In general, the Luxembourg Income Study (LIS) Database tries to distinguish between various pension income sources/LIS variables:

  • employment-related public pensions
  • old-age/disability/survivors universal pensions
  • old-age/disability/survivors assistance pensions
  • occupational pensions
  • voluntary individual pensions

For various LIS datasets from the early 2010s a split in all three pension income sources public vs. occupational vs. personal is available. The presented graph concentrates on the relevance of occupational pensions in the pension income mix and its cross-national variation. The numbers below the graph show the weighted percentage of elderly persons (here defined as persons aged 65 or older) receiving occupational pension income. In order to focus on the pension income mix of retirees and to reduce the influence of partial pensions in the pension income mix, for the presented income shares, the sample of the elderly (65 and older) has been further restricted to those elderly, whose individual pension income is the main income source (pension income larger than 50 % of total individual labour income). Further breakdowns by three income groups and by gender offer additional insights in the spread of occupational pension income and its redistributive impact among the elderly in current societies.

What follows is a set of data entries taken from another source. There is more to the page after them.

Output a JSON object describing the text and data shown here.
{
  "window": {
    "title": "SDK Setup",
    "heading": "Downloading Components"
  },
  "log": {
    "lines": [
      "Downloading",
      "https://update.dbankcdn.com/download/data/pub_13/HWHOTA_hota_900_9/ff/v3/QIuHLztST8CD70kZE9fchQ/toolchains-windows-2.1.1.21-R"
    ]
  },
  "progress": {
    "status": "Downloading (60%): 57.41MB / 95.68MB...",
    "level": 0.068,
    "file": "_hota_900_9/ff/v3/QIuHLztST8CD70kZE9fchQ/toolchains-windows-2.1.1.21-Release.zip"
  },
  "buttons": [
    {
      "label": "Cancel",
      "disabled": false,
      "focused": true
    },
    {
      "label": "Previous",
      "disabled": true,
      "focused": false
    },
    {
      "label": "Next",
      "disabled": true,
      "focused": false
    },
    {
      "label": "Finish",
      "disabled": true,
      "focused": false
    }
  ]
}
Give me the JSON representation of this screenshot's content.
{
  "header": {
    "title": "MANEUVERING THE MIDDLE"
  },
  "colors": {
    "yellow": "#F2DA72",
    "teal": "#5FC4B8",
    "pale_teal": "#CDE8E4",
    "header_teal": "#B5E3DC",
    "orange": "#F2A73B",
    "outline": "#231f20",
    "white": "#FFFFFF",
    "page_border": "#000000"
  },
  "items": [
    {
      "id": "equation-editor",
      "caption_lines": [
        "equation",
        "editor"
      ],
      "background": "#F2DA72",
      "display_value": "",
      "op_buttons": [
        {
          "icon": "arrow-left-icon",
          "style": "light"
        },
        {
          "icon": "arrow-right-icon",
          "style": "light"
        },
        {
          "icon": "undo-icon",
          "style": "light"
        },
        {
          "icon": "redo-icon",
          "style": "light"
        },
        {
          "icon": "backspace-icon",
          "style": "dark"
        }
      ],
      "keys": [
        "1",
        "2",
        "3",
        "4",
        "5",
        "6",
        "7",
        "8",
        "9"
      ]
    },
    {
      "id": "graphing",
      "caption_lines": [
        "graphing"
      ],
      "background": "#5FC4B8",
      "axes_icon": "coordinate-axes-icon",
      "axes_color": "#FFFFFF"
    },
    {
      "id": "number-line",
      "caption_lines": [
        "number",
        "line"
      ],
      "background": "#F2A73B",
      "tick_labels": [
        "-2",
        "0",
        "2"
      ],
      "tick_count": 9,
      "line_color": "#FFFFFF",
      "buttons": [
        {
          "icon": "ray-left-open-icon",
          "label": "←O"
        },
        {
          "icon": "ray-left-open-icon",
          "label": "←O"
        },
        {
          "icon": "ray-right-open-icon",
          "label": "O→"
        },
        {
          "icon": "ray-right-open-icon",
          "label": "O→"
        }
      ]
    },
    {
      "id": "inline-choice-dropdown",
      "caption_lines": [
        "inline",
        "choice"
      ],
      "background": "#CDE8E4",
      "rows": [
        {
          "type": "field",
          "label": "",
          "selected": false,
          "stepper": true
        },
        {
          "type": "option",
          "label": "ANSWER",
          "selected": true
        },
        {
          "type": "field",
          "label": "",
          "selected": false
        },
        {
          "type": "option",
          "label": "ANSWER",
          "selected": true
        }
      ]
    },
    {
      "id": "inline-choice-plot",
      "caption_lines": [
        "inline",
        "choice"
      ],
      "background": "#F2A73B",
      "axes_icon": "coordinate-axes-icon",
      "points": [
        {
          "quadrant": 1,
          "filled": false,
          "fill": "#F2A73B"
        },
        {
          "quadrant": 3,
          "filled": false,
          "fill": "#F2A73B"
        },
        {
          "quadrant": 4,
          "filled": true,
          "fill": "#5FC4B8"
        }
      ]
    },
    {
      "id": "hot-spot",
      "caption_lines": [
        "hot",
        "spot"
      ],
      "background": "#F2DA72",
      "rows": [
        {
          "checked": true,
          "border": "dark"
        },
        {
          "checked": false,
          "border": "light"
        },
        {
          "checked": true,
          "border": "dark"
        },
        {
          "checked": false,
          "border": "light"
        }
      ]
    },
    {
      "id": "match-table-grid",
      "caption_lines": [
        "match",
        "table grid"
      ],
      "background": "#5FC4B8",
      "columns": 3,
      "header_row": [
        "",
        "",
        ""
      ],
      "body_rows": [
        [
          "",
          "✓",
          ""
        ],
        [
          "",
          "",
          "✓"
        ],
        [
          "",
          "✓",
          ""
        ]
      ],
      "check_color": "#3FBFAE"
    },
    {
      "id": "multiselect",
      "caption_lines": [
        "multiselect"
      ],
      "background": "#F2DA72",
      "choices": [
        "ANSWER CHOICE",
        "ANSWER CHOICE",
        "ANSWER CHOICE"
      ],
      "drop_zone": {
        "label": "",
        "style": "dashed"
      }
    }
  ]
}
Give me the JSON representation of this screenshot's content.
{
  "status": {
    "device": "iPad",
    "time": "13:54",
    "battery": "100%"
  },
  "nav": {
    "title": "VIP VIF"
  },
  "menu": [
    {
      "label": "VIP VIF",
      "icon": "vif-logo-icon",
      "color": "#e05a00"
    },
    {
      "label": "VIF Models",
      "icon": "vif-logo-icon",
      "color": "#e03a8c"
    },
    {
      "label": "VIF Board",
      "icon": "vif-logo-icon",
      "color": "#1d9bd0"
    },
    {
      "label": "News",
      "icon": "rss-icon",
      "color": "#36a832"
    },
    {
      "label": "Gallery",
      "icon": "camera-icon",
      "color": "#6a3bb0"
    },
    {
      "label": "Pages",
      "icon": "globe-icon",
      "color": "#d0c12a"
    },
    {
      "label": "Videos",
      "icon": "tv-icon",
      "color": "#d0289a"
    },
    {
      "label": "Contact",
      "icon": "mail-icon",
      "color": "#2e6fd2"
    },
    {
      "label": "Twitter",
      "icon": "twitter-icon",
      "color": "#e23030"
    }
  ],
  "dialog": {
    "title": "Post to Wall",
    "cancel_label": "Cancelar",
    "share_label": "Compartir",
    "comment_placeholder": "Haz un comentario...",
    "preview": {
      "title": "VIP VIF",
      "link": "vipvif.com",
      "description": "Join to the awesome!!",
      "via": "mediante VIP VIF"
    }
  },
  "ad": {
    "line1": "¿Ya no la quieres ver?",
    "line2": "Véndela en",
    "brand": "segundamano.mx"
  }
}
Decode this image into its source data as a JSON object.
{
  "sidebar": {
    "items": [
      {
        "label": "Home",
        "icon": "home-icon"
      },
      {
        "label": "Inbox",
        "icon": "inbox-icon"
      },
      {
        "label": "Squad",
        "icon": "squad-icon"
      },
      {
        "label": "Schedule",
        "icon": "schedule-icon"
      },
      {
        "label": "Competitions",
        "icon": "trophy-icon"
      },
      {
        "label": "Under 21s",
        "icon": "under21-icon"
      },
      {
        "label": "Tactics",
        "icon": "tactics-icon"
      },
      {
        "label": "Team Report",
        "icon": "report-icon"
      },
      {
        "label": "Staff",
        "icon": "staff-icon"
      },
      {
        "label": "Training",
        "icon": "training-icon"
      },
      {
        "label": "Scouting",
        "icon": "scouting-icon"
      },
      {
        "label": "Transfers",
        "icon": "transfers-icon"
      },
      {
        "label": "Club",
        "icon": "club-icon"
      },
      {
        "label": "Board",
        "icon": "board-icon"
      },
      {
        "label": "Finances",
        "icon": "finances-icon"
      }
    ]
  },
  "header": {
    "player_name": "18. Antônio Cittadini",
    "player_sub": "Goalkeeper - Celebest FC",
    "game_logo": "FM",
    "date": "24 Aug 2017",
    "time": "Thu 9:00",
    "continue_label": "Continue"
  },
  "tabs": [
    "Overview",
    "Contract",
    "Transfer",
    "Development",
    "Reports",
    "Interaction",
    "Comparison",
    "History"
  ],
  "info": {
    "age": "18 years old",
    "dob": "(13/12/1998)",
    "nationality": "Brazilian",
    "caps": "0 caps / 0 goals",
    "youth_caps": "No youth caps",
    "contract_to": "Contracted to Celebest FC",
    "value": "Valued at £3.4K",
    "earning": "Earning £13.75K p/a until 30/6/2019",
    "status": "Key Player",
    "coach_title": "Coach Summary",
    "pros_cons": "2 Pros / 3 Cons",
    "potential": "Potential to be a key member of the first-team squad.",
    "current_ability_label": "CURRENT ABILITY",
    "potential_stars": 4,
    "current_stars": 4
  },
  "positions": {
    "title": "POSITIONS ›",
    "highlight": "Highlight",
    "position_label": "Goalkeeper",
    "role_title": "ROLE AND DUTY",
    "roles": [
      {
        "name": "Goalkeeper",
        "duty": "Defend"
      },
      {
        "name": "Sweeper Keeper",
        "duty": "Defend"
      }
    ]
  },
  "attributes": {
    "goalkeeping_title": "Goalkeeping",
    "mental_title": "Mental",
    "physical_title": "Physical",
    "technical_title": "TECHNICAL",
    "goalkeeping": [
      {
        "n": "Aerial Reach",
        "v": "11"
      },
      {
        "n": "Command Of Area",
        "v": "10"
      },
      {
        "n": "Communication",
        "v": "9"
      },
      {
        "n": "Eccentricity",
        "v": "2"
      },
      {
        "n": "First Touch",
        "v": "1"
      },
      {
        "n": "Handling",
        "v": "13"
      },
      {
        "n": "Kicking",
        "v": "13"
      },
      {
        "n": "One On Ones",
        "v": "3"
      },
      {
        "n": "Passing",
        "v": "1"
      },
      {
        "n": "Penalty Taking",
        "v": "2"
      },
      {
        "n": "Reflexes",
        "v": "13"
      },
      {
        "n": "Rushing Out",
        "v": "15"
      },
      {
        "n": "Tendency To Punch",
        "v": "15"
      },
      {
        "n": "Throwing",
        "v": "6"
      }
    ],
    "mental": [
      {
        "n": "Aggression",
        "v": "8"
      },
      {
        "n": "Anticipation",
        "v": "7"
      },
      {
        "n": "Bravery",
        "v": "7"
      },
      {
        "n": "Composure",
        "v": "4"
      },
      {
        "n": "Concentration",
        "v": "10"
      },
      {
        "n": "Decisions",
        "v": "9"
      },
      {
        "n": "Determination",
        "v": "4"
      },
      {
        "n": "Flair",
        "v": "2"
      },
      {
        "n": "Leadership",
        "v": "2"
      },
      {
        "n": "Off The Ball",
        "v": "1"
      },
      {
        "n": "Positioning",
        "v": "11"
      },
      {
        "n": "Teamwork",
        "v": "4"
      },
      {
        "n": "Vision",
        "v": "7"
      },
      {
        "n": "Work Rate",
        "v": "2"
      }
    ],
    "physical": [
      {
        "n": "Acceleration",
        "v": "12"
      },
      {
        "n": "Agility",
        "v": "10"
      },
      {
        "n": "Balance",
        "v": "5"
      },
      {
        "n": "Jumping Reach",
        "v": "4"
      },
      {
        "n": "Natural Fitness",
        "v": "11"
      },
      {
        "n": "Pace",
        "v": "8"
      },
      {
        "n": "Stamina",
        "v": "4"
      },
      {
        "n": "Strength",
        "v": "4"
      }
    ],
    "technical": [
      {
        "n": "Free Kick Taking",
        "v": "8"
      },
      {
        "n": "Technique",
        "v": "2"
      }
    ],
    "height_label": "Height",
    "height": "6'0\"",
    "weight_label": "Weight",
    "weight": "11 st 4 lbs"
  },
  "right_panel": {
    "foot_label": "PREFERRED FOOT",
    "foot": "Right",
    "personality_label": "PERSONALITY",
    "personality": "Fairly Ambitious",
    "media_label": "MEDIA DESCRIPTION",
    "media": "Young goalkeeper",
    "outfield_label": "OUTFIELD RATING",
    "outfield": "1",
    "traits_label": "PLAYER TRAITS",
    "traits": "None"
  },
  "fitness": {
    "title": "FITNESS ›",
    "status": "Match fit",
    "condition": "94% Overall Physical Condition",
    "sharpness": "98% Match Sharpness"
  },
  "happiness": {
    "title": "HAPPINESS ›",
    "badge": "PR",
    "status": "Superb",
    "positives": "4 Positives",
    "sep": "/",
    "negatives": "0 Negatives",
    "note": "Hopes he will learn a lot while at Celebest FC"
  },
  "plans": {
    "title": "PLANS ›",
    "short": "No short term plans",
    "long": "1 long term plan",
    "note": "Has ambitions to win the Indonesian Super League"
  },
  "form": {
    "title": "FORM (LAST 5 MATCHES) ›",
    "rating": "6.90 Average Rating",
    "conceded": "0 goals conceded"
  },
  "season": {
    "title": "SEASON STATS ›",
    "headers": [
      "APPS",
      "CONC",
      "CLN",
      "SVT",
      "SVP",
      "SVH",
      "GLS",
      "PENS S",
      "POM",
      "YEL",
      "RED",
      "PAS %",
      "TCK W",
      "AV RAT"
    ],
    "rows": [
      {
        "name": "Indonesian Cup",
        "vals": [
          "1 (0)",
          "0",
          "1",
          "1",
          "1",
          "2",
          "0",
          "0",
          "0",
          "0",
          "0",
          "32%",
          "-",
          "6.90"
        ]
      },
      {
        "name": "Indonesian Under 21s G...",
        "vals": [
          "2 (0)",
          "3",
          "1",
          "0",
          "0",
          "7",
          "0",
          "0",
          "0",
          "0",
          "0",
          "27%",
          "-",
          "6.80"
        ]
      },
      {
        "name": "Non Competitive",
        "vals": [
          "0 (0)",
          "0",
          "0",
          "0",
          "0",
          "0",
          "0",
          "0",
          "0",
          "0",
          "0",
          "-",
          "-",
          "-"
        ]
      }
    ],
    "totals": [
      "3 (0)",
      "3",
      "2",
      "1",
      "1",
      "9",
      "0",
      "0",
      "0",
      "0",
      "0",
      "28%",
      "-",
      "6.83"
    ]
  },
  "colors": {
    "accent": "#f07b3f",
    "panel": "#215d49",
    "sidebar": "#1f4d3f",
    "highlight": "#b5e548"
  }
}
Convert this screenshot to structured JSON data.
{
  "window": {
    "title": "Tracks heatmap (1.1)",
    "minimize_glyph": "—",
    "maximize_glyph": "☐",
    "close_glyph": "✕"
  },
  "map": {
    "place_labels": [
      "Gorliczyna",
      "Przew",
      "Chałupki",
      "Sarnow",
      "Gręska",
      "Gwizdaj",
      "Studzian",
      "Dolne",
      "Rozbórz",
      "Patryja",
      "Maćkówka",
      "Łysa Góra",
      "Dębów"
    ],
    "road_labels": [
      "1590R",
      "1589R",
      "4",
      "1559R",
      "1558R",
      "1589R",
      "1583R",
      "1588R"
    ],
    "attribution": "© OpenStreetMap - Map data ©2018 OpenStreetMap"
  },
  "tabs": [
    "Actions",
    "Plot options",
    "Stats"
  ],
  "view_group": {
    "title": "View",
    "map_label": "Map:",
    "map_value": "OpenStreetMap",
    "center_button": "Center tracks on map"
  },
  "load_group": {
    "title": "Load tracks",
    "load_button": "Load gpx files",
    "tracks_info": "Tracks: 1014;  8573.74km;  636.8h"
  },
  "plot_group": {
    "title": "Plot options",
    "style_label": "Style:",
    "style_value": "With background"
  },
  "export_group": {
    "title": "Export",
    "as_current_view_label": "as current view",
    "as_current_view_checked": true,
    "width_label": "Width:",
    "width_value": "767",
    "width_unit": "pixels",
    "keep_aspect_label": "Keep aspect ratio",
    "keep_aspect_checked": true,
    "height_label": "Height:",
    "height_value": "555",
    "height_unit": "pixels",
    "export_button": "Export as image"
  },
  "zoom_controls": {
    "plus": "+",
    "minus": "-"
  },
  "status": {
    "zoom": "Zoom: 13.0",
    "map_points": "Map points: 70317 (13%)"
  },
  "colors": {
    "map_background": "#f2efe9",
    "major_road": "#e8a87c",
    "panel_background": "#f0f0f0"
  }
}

Among the analysed economies, in the Bismarckian countries such as Luxembourg, Italy, Greece, and mostly in Germany, occupational pensions are barely contributing to the pension income mix. Although Germany and the United States show a similar pattern in recipient rates, occupational pensions are relatively more important in the United States due to the lower generosity of the public earnings-related pension system. In general, in the Beveridgean pension systems of Ireland, the United Kingdom, and the Netherlands, there is a strong variation of relevance of occupational pension in the income mix across the income groups. As occupational pensions, particularly for high-skilled workers, function at the same time as fringe benefits, a comparatively higher relevance of occupational pensions in the upper end of the income distribution could be expected.

The separate analyses by gender reveal in most of the countries a strong gender gap. Ireland shows the highest difference between men and women regarding the spread of occupational pensions among the elderly population. The gender divide is also particularly high in the Netherlands, where women due to a high relevance of part-time employment careers collect substantially less contribution-based entitlements; furthermore, the public residence-based pension income is intertwined with the payment from occupational systems. Note that the various Finnish occupation-based pension schemes are a hybrid between public and occupational pensions, as they are legislated by tripartite agreements; for this overview the various Finnish contribution-based pension schemes have been reclassified from public to occupational pensions.

Arza, C., and Kohli, M. (eds.) (2008a). Pension Reform in Europe. Politics, Policies and Outcomes. London/New York: Routledge.
Ebbinghaus, B. (ed.) (2011a). The Varieties of Pension Governance: Pension Privatization in Europe. Oxford: Oxford University Press.
Ebbinghaus, B., and Gronwald, M. (2011). ‘The Changing Public Private Pension Mix in Europe: From Path Dependence to Path Departure’, in B. Ebbinghaus (ed.), The Varieties of Pension Governance: Pension Privatization in Europe. Oxford: Oxford University Press, 23-53.
Natali, D. and Pavolini, E. with Vanhercke, B. (2017), Occupational Welfare in Europe. Risks, opportunities and social partner involvement in pensions and unemployment protection, ETUI, Brussels, forthcoming.